Bank of China cuts ties with North Korean bank

Bank of China ended its ties with a North Korean bank on Tuesday, a step that represents part of a recent U.N. Security Council resolution, a State Department spokesperson said on Wednesday.

Patrick Ventrell, the acting deputy spokesperson for the U.S. State Department, said the recent decision by China to cut its ties with the North Korean bank is a sanction implemented by a member state. Like U.S. sanctions against North Korea, the recent Chinese sanction is further encouragement for North Korea to denuclearize.

"We agree with China on the goal to denuclearize North Korea," Ventrell said. "We're working closely with China to ensure that North Korea understands that they need to choose the path of denuclearization, or instead to face increased isolation. So we've put in place a robust sanctions program to target and impede North Korea's WMD and ballistic missile programs. And we welcome steps by the international community, including China, to fully implement these sanctions."

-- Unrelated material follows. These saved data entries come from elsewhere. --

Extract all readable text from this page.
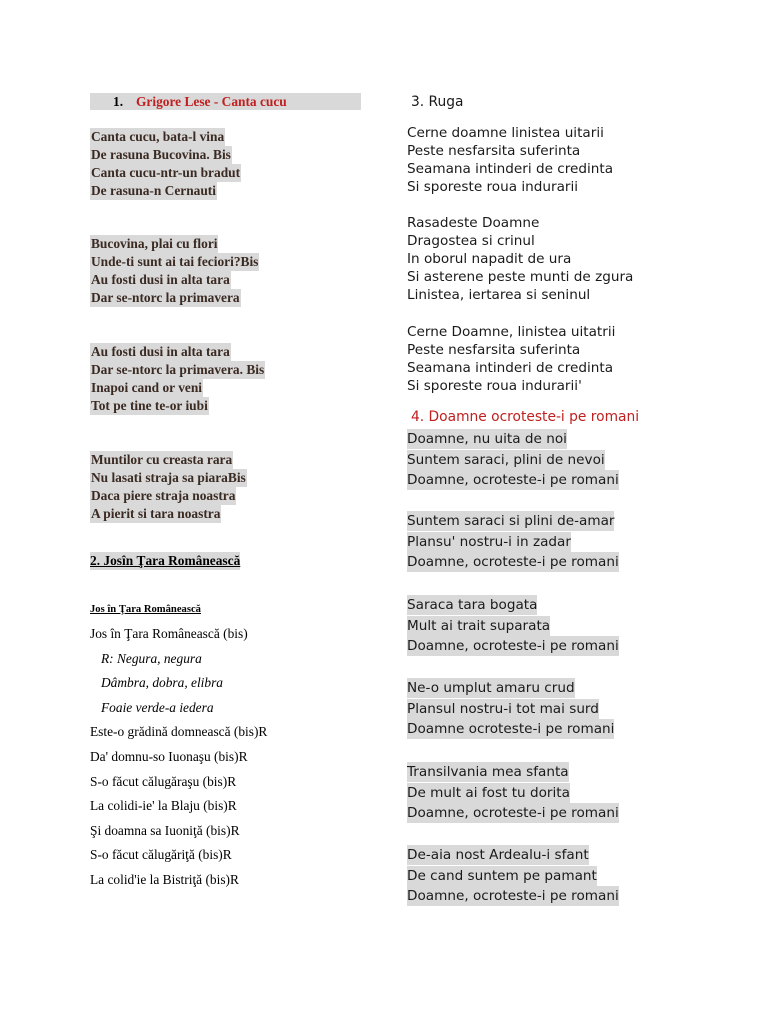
1. Grigore Lese - Canta cucu
Canta cucu, bata-l vina
De rasuna Bucovina. Bis
Canta cucu-ntr-un bradut
De rasuna-n Cernauti
Bucovina, plai cu flori
Unde-ti sunt ai tai feciori?Bis
Au fosti dusi in alta tara
Dar se-ntorc la primavera
Au fosti dusi in alta tara
Dar se-ntorc la primavera. Bis
Inapoi cand or veni
Tot pe tine te-or iubi
Muntilor cu creasta rara
Nu lasati straja sa piaraBis
Daca piere straja noastra
A pierit si tara noastra
2. Josîn Ţara Românească
Jos în Ţara Românească
Jos în Ţara Românească (bis)
R: Negura, negura
Dâmbra, dobra, elibra
Foaie verde-a iedera
Este-o grădină domnească (bis)R
Da' domnu-so Iuonaşu (bis)R
S-o făcut călugăraşu (bis)R
La colidi-ie' la Blaju (bis)R
Şi doamna sa Iuoniţă (bis)R
S-o făcut călugăriţă (bis)R
La colid'ie la Bistriţă (bis)R
3. Ruga
Cerne doamne linistea uitarii
Peste nesfarsita suferinta
Seamana intinderi de credinta
Si sporeste roua indurarii
Rasadeste Doamne
Dragostea si crinul
In oborul napadit de ura
Si asterene peste munti de zgura
Linistea, iertarea si seninul
Cerne Doamne, linistea uitatrii
Peste nesfarsita suferinta
Seamana intinderi de credinta
Si sporeste roua indurarii'
4. Doamne ocroteste-i pe romani
Doamne, nu uita de noi
Suntem saraci, plini de nevoi
Doamne, ocroteste-i pe romani
Suntem saraci si plini de-amar
Plansu' nostru-i in zadar
Doamne, ocroteste-i pe romani
Saraca tara bogata
Mult ai trait suparata
Doamne, ocroteste-i pe romani
Ne-o umplut amaru crud
Plansul nostru-i tot mai surd
Doamne ocroteste-i pe romani
Transilvania mea sfanta
De mult ai fost tu dorita
Doamne, ocroteste-i pe romani
De-aia nost Ardealu-i sfant
De cand suntem pe pamant
Doamne, ocroteste-i pe romani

While Ventrell would not comment on how much influence the State Department expected to see from China cutting its ties with the North Korean bank, he said the U.S. was urging China to use its influence to get North Korea to change its decision-making strategy.

"This is a dialogue we've had very intensively with China, and we welcome steps that increase the sanctions," Ventrell said. "You know they have a special relationship and a special influence, and we continue to urge them to use that influence to help get North Korea to make better decisions."